In patients with pituitary-dependent CS, medical therapy is applied in several centers as pretreatment before pituitary surgery in order to decrease perioperative complications due to hypercortisolism. With transsphenoidal adenomectomy, biochemical remission is achieved in 60–80% of patients, in particular in patients with microadenomas [1,3,4]. However, success rates are considerably lower in patients with macroadenomas, invisible adenomas or adenomas with unfavorable localization such as the parasellar region. In addition, in the long term, recurrences do occur in up to 20% of patients [1,3,4,5]. These patients are frequently treated with radiotherapy to induce definitive remission. However, radiotherapy has a slow onset of action, resulting in exposure of patients to the deteriorating effects of cortisol excess during several years [6].

Persistent hypercortisolism is associated with increased morbidity and mortality. Apart from the clinical features of CS that severely impair quality of life, uncontrolled hypercortisolism increases the risk on infectious, thromboembolic and cardiovascular disease [7]. Mortality is increased in CS, in particular in those patients with persistent hypercortisolism [8]. This underscores the importance of reversal of cortisol excess in CS. Therefore, indications of medical therapy for pituitary-dependent CS include pre-surgical treatment, although controlled studies on efficacy are lacking, persistent or recurrent hypercortisolism after pituitary surgery and to overcome the period after which radiotherapy becomes effective. Primary medical therapy can be considered in patients with a nonvisible adenoma and in patients with a high operation risk due to high age and/or significant comorbidity.

Ectopic ACTH Syndrome

Cushing’s syndrome caused by ectopic ACTH production is frequently accompanied by acute complications of hypercortisolism due to the severity of cortisol excess. This includes symptoms like hypertension, hypokalemia and edema due to mineralocorticoid effects of high cortisol levels, psychosis and (opportunistic) infections. In these conditions, hypercortisolism needs to be treated rapidly, either medically or by bilateral adrenalectomy [7].

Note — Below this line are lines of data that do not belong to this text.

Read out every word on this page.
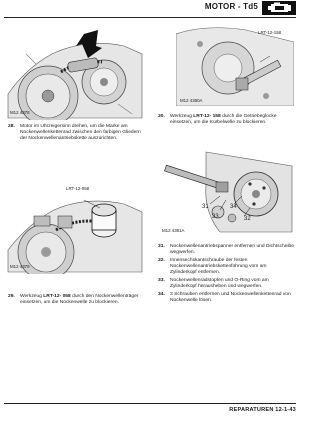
MOTOR - Td5
M12 4378
LRT-12-158
M12 4380A
28. Motor im Uhrzeigersinn drehen, um die Marke am Nockenwellenkettenrad zwischen den farbigen Gliedern der Nockenwellenantriebskette auszurichten.
LRT-12-058
M12 4379
29. Werkzeug LRT-12- 058 durch den Nockenwellenträger einsetzen, um die Nockenwelle zu blockieren.
30. Werkzeug LRT-12- 158 durch die Getriebeglocke einsetzen, um die Kurbelwelle zu blockieren.
31
32
33
34
M12 4381A
31. Nockenwellenantriebspanner entfernen und Dichtscheibe wegwerfen.
32. Innensechskantschraube der festen Nockenwellenantriebskettenführung vom am Zylinderkopf entfernen.
33. Nockenwellenradstopfen und O-Ring vom am Zylinderkopf herausheben und wegwerfen.
34. 3 Schrauben entfernen und Nockenwellenkettenrad von Nockenwelle lösen.
REPARATUREN 12-1-43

Patients with metastatic disease and ectopic ACTH production cannot be cured surgically and in these patients medical therapy, or ultimately bi-aderenalectomy, is indicated to treat hypercortisolism, next to tumor-directed therapy, i.e. chemo- or radiotherapy.

Adrenal Cushing’s Syndrome

Adrenal causes of CS in which medical therapy can be indicated are bilateral adrenal hyperplasia and adrenal carcinoma. In patients with bilateral adrenal hyperplasia, cortisol production is frequently regulated by ectopic hormone receptor expression, e.g. vasopressin receptor, luteinizing hormone receptor, and in some patients cortisol production can be normalized by blockade of the ectopic receptor or by inhibition of the production of its endogenous ligand [9]. Otherwise, these patients are usually treated by bilateral adrenalectomy.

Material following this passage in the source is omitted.